Der Weihnachtsmann auf dem Löwensenf

Seit Jahren bekommt meine Freiburgsekretärin aus irgendwelchen dubiosen Quellen einen Adventskalender. Früher waren diese durchaus einigermaßen liebevoll gemacht, die letzten Jahre aber herrschte Eintönigkeit vor. Einzig der Inhalt, Lindt Schokolade, war geschmacklich treffsicher.

Weihnachtsmann
Der Weihnachtsmann auf dem Löwensenf

Dieses Jahr zeigte sich, das Lindt auch nicht mehr das ist, was es einmal war. Jener Weihnachtsmann, Machwerk einer dunklen Fantasie, steckte ausgerechnet in der Kiste zum sechsten Dezember. Ist der Weihnachtsmann per se eine Verhohnepiepelung des Heiligen Nikolaus, so ist der schwarze Wicht eine Veräppelung des Weihnachtsmanns. Umgehend flog er am 6. Dezember auf den großen Sammelteller für Weihnachtssüßigkeiten und gammelte dort vor sich hin. Niemand wollte ihn, niemand beachtete ihn.

So hätte es bleiben können bis Ultimo, dann wäre er irgendwann einmal in der Biomülltonne entsorgt worden. Natürlich mit Alu drumherum.

Gestern Abend, meine Sekretärinnen deckten gerade den Abendbrottisch, geschah das Unfassbare. Unbemerkt von allen hatte der schwarze Weihnachtsmann den Abendbrottisch erklommen und, um sich mehr Größe zu verschaffen, auch noch das Senfglas erklettert.

Er fordere ab sofort mehr Beachtung, ließ er uns mit lauter Fistelstimme hören, ansonsten geschehe schreckliches. Meine Annisekretärin kam mir zuvor und wollte wissen, welche Art von Unheil uns widerfahren solle.

Die Antwort kam prompt. Er, der kleine schwarze Mann, wolle sich unverzüglich in den Senf stürzen (falls ihm jemand höflicherweise das Glas öffne) und damit den ganzen Senf ungenießbar machen. Wir würden dann schon sehen, was wir davon hätten, nämlich Streptokokken, Pneumokokken und Salmonellen.

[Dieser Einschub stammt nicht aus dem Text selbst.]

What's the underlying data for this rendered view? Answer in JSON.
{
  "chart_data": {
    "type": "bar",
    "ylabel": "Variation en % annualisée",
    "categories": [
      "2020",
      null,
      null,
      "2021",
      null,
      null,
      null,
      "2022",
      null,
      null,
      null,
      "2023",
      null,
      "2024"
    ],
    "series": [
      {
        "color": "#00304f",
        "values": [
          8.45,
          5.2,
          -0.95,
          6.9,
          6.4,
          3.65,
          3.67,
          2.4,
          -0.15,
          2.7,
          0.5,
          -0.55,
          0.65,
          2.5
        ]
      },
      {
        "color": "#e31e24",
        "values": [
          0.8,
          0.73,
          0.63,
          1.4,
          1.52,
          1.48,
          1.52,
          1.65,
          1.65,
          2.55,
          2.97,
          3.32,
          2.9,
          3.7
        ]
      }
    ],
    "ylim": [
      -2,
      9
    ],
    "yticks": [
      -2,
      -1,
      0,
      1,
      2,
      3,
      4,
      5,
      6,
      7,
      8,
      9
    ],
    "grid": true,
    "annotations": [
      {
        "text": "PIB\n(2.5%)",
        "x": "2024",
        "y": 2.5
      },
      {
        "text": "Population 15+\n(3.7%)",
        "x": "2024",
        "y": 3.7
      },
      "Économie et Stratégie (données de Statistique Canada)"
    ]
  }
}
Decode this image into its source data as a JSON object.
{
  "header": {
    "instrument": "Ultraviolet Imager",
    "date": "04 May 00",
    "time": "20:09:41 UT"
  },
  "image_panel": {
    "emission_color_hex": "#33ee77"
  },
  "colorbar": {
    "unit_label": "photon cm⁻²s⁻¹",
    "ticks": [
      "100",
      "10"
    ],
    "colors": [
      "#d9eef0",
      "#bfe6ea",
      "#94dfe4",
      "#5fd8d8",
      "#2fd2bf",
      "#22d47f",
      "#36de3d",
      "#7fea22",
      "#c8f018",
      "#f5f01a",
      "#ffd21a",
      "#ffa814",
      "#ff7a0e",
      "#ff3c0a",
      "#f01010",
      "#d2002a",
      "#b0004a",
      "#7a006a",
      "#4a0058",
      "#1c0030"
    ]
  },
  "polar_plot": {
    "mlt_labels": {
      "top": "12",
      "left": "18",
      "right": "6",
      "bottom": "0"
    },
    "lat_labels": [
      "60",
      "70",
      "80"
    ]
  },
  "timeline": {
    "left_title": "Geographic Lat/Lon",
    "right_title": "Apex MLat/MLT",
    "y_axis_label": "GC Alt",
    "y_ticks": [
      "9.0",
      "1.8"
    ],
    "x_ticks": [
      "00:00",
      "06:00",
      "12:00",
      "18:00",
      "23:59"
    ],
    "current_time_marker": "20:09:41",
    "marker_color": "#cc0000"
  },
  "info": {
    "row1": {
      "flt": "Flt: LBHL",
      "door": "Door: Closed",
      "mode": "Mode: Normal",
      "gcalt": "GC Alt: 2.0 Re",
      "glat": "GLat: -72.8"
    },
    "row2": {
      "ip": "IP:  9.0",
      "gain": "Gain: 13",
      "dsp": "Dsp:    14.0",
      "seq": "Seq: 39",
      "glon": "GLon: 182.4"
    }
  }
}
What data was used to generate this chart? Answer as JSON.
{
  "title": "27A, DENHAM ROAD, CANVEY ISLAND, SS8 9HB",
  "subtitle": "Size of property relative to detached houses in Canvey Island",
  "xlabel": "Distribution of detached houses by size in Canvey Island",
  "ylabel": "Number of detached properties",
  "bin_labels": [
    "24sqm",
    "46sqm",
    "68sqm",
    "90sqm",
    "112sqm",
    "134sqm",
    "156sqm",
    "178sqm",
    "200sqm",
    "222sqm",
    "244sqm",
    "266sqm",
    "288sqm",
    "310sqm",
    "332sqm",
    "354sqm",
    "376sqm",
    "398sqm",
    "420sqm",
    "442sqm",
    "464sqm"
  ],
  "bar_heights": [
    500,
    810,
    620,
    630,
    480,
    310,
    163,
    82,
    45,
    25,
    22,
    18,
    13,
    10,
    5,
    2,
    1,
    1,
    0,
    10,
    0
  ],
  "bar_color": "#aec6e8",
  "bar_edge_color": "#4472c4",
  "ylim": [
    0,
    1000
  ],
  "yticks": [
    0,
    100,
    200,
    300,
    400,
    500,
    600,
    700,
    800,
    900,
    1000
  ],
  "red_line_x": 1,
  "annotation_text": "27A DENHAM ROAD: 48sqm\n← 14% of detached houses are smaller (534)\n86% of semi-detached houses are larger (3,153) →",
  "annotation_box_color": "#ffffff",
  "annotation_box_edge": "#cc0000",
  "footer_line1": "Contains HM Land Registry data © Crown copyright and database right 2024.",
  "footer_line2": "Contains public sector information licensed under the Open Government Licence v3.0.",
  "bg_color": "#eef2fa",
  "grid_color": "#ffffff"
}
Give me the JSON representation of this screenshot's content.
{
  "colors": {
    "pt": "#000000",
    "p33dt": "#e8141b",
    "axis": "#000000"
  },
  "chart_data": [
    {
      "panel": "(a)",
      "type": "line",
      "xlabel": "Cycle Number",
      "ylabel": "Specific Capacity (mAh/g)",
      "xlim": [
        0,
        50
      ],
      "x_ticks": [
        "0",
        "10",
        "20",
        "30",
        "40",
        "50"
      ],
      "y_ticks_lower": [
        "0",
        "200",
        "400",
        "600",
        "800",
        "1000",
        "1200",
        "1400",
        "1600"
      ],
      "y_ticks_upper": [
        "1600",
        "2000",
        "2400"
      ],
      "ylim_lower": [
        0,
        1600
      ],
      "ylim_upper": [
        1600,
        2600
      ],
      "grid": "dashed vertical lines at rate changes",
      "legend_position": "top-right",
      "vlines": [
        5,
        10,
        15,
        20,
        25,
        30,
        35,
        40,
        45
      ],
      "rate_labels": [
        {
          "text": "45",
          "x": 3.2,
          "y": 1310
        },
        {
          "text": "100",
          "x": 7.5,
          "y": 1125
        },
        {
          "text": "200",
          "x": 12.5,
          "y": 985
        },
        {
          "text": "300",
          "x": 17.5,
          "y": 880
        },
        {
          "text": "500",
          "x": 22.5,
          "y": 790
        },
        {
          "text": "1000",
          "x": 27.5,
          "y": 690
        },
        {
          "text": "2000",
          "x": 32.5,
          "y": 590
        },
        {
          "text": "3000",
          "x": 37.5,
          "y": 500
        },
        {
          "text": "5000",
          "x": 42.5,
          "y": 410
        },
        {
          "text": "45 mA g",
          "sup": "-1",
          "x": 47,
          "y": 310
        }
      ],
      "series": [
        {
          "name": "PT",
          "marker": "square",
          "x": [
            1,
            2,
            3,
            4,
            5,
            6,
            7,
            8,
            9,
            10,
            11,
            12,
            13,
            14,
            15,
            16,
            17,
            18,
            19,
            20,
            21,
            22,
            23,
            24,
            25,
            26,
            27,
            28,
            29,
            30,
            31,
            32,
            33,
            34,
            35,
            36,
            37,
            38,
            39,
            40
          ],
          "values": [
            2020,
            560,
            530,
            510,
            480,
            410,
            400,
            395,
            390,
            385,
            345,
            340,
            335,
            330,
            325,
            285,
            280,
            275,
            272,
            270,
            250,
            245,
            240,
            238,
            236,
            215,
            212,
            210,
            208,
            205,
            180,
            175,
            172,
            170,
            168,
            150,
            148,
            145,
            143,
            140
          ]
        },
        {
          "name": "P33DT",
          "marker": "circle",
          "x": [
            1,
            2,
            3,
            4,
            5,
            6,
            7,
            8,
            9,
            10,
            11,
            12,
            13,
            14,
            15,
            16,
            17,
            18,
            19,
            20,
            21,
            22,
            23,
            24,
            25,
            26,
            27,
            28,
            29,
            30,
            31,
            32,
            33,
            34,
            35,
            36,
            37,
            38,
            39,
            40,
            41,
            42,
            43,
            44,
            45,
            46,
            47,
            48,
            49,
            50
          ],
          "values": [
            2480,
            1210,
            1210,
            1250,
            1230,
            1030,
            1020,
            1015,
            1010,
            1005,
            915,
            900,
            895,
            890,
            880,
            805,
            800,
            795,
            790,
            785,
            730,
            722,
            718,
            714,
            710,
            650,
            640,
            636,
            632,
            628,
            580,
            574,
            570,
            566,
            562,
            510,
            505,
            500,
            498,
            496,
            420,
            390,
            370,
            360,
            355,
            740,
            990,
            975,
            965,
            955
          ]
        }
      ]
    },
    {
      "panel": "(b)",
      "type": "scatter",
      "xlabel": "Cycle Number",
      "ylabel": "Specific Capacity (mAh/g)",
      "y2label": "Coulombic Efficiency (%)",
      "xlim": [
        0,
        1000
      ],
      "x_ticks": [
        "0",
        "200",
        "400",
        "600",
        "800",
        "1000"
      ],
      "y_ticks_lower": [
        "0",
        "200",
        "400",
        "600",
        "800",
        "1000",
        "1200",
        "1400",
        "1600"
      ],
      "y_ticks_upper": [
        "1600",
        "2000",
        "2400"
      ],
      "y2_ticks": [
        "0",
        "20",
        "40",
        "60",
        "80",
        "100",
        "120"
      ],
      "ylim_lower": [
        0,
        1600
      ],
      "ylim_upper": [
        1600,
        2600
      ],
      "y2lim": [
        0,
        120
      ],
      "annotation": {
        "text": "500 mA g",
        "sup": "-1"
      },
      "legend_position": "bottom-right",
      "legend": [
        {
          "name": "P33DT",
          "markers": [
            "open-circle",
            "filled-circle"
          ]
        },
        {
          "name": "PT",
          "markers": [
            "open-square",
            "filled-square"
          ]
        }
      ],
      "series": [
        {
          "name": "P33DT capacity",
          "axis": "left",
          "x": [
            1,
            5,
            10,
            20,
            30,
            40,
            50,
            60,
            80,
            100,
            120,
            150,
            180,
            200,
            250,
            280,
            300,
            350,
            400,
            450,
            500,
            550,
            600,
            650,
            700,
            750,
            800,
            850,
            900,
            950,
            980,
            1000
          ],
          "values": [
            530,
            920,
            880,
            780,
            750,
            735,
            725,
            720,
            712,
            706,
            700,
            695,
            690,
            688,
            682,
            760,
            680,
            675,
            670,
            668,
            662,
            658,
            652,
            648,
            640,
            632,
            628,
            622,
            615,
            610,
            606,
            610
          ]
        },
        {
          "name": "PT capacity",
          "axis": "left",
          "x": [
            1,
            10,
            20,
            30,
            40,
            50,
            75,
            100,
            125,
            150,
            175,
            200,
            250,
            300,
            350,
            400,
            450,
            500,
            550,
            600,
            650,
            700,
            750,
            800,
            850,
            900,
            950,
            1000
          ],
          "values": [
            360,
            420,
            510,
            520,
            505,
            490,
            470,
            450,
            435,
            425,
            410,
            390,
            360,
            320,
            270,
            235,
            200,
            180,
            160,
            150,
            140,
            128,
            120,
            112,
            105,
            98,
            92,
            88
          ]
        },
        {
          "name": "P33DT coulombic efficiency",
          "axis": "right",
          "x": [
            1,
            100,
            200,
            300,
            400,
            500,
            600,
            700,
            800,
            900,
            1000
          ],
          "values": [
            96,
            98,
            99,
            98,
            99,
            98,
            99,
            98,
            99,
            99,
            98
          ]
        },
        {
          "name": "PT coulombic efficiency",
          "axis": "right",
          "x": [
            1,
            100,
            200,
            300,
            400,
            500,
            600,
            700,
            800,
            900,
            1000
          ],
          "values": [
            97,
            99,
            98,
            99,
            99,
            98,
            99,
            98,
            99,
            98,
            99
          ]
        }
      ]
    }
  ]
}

Das gefiel mir, das kleine verhunzte Weihnachtsmännlein schien doch ein netter Kotzbrocken zu sein. Meine Annisekretärin war ähnlich erfreut wie ich und holte Luft, um die nächste Frage zu stellen, doch da langte aus dem Hintergrund schon meine Freiburgsekretärin zu und sagte mit einem Schluchzen in ihrer Stimme, „armer schwarzer Weihnachtsmann, du sollst nicht länger leiden“!


Und haste nicht gesehen, war der Weihnachtsmann entblättert und wanderte bar jeder biologischen Verseuchung in den Mund meiner Freiburgsekretärin.

„Bist du bescheuert“, entfuhr es meiner Annisekretärin, „warum hast Du das gemacht?“

Meine Freiburgsekretärin gestand, dass sie diesen dämlichen Weihnachtsmann schon seit einiger Zeit verspachteln wollte, es aber immer wieder hinaus gezögert habe, weil ihr das schwarze Kerlchen so leid tat.

Mitleidig schaute meine Annisekretärin meine Freiburgsekretärin an. Dann gestand sie, einen ganz spontanen Entschluss gefasst zu haben, der allerdings jetzt, mangels Weihnachtsmann, nicht mehr durchführbar war.

Nachdem ich den Plan meiner Annisekretärin gehört habe, musste ich feststellen, das meine Freiburgsekretärin gut daran getan hat, den Weihnachtsmann zu essen. Was, so wollte ich von meiner Annisekretärin wissen, denn daran so großartig sei, den Weihnachtsmann mit Senf zu füllen und dann samt Verpackung an die jaulende Tölle von oben zu verfüttern? Das sei doch Weihnachtsmannquälerei.

Dann schon lieber so wie es gekommen ist.